Overview
Microsoft 365 is the dominant productivity and collaboration suite for enterprise IT, bundling the Office applications with Exchange email, SharePoint, OneDrive, and Microsoft Teams, and adding identity, device management, and security on higher tiers. It is the default productivity platform across most large organisations and the anchor of the broader Microsoft estate, which is why most evaluations of it are really evaluations of an organisation-wide standard rather than a single tool.
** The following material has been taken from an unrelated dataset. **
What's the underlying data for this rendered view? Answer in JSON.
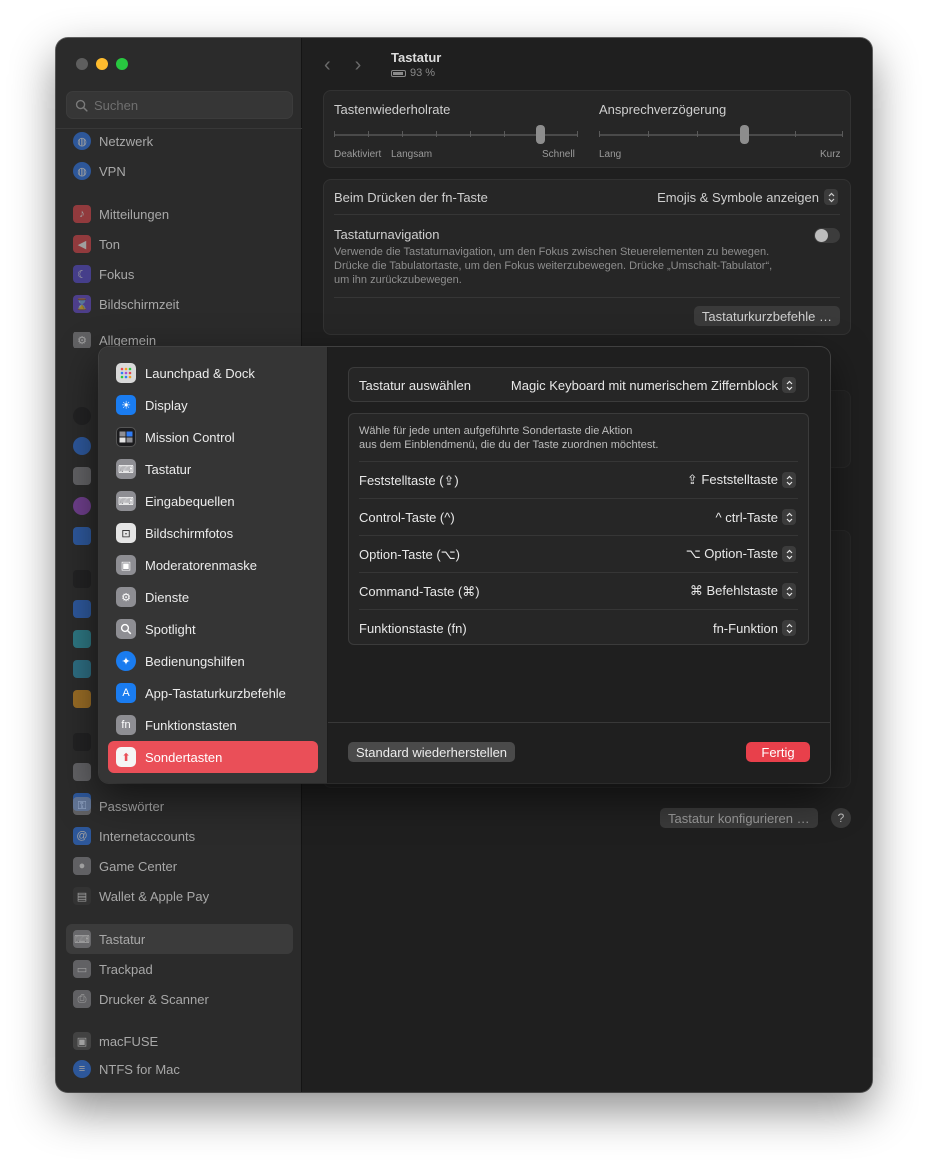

For 2026 the platform's defining commercial event is pricing: Microsoft announced increases effective 1 July 2026 that raise several plans, the first broad list-price rise in years, alongside the integration of Copilot Chat into Business Basic and Standard. The strategic pull of Microsoft 365 is consolidation — productivity apps, identity through Entra ID, endpoint management through Intune, and security through Defender under one agreement. The trade-off is licensing complexity, SKU sprawl, and the lock-in that comes with making one vendor the backbone of productivity, identity, and security at once.
Key Features
- Office apps: Word, Excel, PowerPoint, Outlook, and OneNote across desktop, web, and mobile
- Microsoft Teams for chat, meetings, calling, and collaboration
- Exchange Online enterprise email and calendaring
- SharePoint and OneDrive for content management and file storage
- Microsoft Entra ID for identity and single sign-on (higher tiers)
- Microsoft Intune for endpoint and mobile device management (higher tiers)
- Microsoft Defender for endpoint, email, and identity threat protection (E5)
- Microsoft Purview for compliance, data governance, and eDiscovery
- Power Platform entry points (Power Apps, Power Automate) for automation
- Loop, Planner, and Viva for collaborative work and engagement
- Microsoft 365 Copilot AI assistance (separate add-on)
- Administration via the Microsoft 365 admin center and policy controls
Pricing
| Plan | Monthly (billed annually) | From 1 July 2026 | Included |
|---|---|---|---|
| Business Basic | $6/user/mo | $7/user/mo | Web/mobile Office, Teams, Exchange, 1 TB OneDrive |
| Business Standard | $12.50/user/mo | $14/user/mo | Desktop Office apps plus Basic features |
| Business Premium | $22/user/mo | $22/user/mo | Standard plus Entra ID P1, Intune, Defender |
| Microsoft 365 E3 | $36/user/mo | $39/user/mo | Enterprise apps, identity, and security baseline |
| Microsoft 365 E5 | $57/user/mo | $60/user/mo | E3 plus advanced security, compliance, and analytics |
Pricing verified June 2026. Microsoft announced increases effective 1 July 2026 for Basic, Standard, E3, and E5; Business Premium and Office 365 E1 were unchanged. Microsoft 365 Copilot is a separate add-on. Enterprise pricing requires a quote.
Strengths
- Most complete productivity, collaboration, identity, and security bundle in one agreement
- Desktop Office apps remain the standard for complex documents and spreadsheets
- Deep enterprise security and compliance (Defender, Purview) on higher tiers
- Strong identity and device management via Entra ID and Intune
- Vast ecosystem, partner network, and administrative tooling at enterprise scale
Limitations
- List prices rose on several plans from July 2026, increasing total cost of ownership
- Licensing and SKU structure is complex and hard to optimise without expertise
- Strategic lock-in: productivity, identity, and security concentrate on one vendor
- Teams notification and channel sprawl drive user fatigue without governance
- Microsoft 365 Copilot is a costly separate add-on, not included in base plans
User sentiment
Across public review platforms, buyers rate Microsoft 365 highly for breadth and reliability. Reviewers frequently note that the combination of mature desktop Office apps, Teams, and enterprise-grade email and storage makes it the safe default for most organisations, and that integration across the suite reduces tool sprawl. Administrators value the depth of security and compliance controls available on E3 and E5, and the strength of identity and device management.
The most common criticisms concern cost and complexity. Buyers describe the licensing model as difficult to navigate, with capability differences between SKUs that require specialist knowledge to optimise, and several flag the July 2026 price increases as a budget pressure. Teams draws mixed feedback on notification overload and performance. Sentiment is strongest among large, Microsoft-aligned enterprises and more measured among smaller or cloud-native organisations weighing Google Workspace.